Puasa Sebagai Tirakat Tapabrata. Bagaimana Maksudnya?
Halo Sahabat Budaya! adakah yang tahu istilah Tirakat Tapabrata? apakah itu maksudnya? Ternyata Tirakat Tapabrata adalah kata lain dari Puasa, atau shaum.
Puasa berasal dari Bahasa Sansakerta yang
kemudian menjadi Bahasa Indonesia dan Bahasa Sunda. Orang Sunda menyebutnya
juga dengan saum. Saum itu sendiri
adalah kata benda dari Bahasa Arab sebagai bentuk tunggal dari shiyam.
Asal-usul kata ini minimal menjadi satu
matarantai yang menjelaskan bagaimana Sunda melakukan akulturasi secara terbuka
dengan budaya lain. Perkawinan seperti ini jauh lebih humanis ketimbang
pertemuan yang dilakukan dengna motif-motif politik. Yang terakhir seringkali
berujung pada apa yang dinamakan Gramsci dalam Cultural Studies sebgai
hegemoni: budaya yang lebih kuat cenderung memaksakan kehendak menjadi imam dan
yang lemah menjadi subkultur.
Puasa disamping sebagai laku tapabrata
membangun komunikasi intens dengan Yang Mahakuasa, seperti banyak ditulis dalam
naskah Sunda yang diistilahkan dengan tirakat, juga merupakan jalan (tarekat)
Sunda untuk bergabung dengan lautan kearifan yang bersifat universal.

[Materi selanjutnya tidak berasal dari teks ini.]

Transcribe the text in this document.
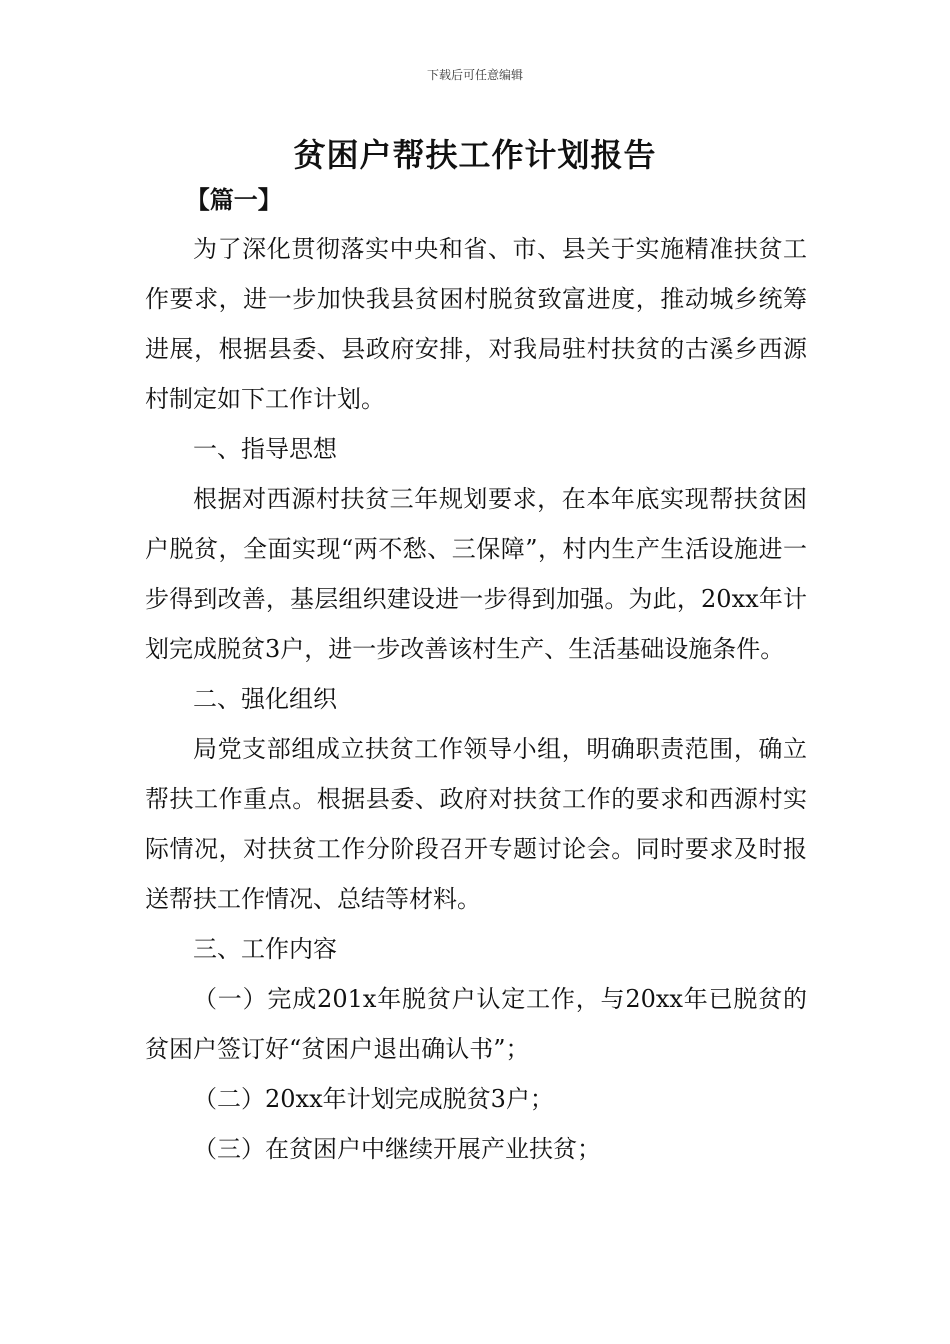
下载后可任意编辑
贫困户帮扶工作计划报告

【篇一】

为了深化贯彻落实中央和省、市、县关于实施精准扶贫工作要求，进一步加快我县贫困村脱贫致富进度，推动城乡统筹进展，根据县委、县政府安排，对我局驻村扶贫的古溪乡西源村制定如下工作计划。

一、指导思想

根据对西源村扶贫三年规划要求，在本年底实现帮扶贫困户脱贫，全面实现“两不愁、三保障”，村内生产生活设施进一步得到改善，基层组织建设进一步得到加强。为此，20xx年计划完成脱贫3户，进一步改善该村生产、生活基础设施条件。

二、强化组织

局党支部组成立扶贫工作领导小组，明确职责范围，确立帮扶工作重点。根据县委、政府对扶贫工作的要求和西源村实际情况，对扶贫工作分阶段召开专题讨论会。同时要求及时报送帮扶工作情况、总结等材料。

三、工作内容

（一）完成201x年脱贫户认定工作，与20xx年已脱贫的贫困户签订好“贫困户退出确认书”；

（二）20xx年计划完成脱贫3户；

（三）在贫困户中继续开展产业扶贫；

Sejarah puasa mengajarkan bagaimana puasa
diyakini setiap agama kepercayaan sebagai langkah menciptakan ruang jiwa yang
bening. Ruang jiwa seperti ini adalah prasyarat mutlak membangun kemanusiaan
yang sehat. Siliwangi, Mundinglaya Dikusumah, Purbasari Ayu Wangi, Kian
Santang, dan Sangkuriang adalah beberapa contoh manusia Sunda yang terkenal
ahli tirakat, sebagai para pelaku puasa dalam kisahnya, sehingga pada masa nya
Ki Sunda benar-benar dapat meraih komara (kewibawaan).
Dari sini kita tahu para nabi juga rajin
berpuasa. Nabi Muhammad Saw, Nabi Musa As, Nabi Isa, Nabi Daud dan yang lainnya
rajin berpuasa. Puasa mereka kemudian menjadi daya yang memompa mereka untuk
tidak pernah lelah menyuarakan keadilan. Puasa menjadi energy ruhaniah sehingga
mereka tak pernah berhenti menawarkan hidup santun sekaligus tahan terhadap berbagai
cobaan dan pesona hedonistic yang ditawarkan musuh-musuhnya.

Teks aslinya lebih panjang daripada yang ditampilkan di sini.